The average F1 score values of the LRCN-3Conv, LRCN-2Conv, and Conv-LSTM models for the word dataset are 90%, 93%, and 95%, respectively. Meanwhile, the average F1 score values of the LRCN-3Conv, LRCN-2Conv, and Conv-LSTM models for the phrase dataset are 91%, 95%, and 96%, respectively. In addition, testing was also conducted on an open dataset available called MIRACL-VC1 in word-labeled classes. The LRCN with three convolutional layers also outperforms previous studies in the F1 score. The findings of this study show that it is possible to use MediaPipe to get lip ROI without any noise and implement LRCN in the frame-to-frame data. The types of lip shapes are also necessary, which may not be considered in other research studies.

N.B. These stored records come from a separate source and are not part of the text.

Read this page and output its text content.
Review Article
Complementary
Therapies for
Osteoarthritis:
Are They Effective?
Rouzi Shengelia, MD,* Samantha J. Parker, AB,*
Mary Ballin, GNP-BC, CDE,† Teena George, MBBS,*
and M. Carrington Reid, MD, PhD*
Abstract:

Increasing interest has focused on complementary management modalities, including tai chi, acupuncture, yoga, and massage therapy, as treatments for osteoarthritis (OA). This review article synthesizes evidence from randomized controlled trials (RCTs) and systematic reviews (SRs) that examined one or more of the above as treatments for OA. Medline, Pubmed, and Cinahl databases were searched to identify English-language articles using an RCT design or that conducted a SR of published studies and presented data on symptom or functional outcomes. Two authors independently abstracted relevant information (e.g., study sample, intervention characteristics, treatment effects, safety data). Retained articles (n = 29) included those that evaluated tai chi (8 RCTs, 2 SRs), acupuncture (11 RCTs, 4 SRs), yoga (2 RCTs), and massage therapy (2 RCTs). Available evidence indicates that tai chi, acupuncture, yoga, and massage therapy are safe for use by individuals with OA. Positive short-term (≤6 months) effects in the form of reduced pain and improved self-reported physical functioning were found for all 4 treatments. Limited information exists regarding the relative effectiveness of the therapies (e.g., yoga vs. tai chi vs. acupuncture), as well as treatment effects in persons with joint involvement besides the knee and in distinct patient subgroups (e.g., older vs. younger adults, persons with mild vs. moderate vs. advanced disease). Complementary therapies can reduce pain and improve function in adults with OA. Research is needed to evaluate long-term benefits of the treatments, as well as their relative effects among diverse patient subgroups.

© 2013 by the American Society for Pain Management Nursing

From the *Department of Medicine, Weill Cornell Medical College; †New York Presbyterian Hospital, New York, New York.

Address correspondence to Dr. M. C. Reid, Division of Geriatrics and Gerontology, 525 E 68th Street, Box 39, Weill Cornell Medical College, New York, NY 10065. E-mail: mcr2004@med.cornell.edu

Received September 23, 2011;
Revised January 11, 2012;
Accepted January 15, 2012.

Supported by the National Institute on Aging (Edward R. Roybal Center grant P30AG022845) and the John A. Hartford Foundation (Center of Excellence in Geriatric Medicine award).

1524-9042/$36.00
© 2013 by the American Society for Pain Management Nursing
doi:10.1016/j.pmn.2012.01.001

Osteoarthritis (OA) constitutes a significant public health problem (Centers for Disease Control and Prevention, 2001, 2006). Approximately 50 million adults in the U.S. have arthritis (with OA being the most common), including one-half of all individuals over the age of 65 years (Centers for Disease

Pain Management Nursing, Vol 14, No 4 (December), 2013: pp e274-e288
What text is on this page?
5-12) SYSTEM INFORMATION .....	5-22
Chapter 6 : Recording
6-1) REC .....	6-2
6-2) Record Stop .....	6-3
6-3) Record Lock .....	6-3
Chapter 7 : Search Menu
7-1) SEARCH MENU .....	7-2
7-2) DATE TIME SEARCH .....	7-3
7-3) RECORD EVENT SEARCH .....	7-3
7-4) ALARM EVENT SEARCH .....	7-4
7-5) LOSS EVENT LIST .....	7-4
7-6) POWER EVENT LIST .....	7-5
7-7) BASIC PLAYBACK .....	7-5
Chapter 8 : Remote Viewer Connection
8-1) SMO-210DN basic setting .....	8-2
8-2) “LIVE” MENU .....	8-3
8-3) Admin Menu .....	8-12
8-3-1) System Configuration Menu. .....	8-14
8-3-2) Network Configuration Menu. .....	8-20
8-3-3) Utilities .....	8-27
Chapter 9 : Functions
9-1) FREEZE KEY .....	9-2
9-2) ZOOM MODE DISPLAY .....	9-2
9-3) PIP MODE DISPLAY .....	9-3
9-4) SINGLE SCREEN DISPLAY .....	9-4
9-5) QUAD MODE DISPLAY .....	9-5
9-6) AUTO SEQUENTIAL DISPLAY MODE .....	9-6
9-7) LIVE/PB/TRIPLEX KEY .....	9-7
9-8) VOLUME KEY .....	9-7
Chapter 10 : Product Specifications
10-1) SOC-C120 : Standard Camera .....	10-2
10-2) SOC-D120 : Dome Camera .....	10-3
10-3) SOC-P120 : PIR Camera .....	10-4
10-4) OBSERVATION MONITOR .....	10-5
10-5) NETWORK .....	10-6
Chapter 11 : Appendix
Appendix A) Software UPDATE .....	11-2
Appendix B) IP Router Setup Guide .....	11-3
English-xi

For future work, it will be more robust if the dataset is enriched by involving more people with various lip types, poses, angles, and lighting conditions. The diversity of datasets can support emerging classification algorithms such as transformer or attention-based models because it has a “data-hungry” behavior. The larger data obtained can provide a better model performance. This study also has limitations, which are related to the efficiency of the computational time and memory used without losing the correlation between every frame sequence of the sample video. A more effective and efficient method is still needed, which can make lip-reading recognition perform better in real-world applications.

Data Availability

The dataset in MP4 format used to support the findings is deposited in the Kaggle repository and is available at https://www.kaggle.com/datasets/abasset/indolr. The working source code experiment is published at https://github.com/sukasenyumm/IndoLR.

Conflicts of Interest

The authors declare that they have no conflicts of interest.

Acknowledgments

The authors thank the Ministry of Education, Culture, Research, and Technology of Republic Indonesia, through the Directorate of Research and Community Service, for supporting the funding of this research through a competitive grant program with the Higher Education Excellence Applied Research scheme (Grant No. 182/E5/PG.02.00.PL/2023).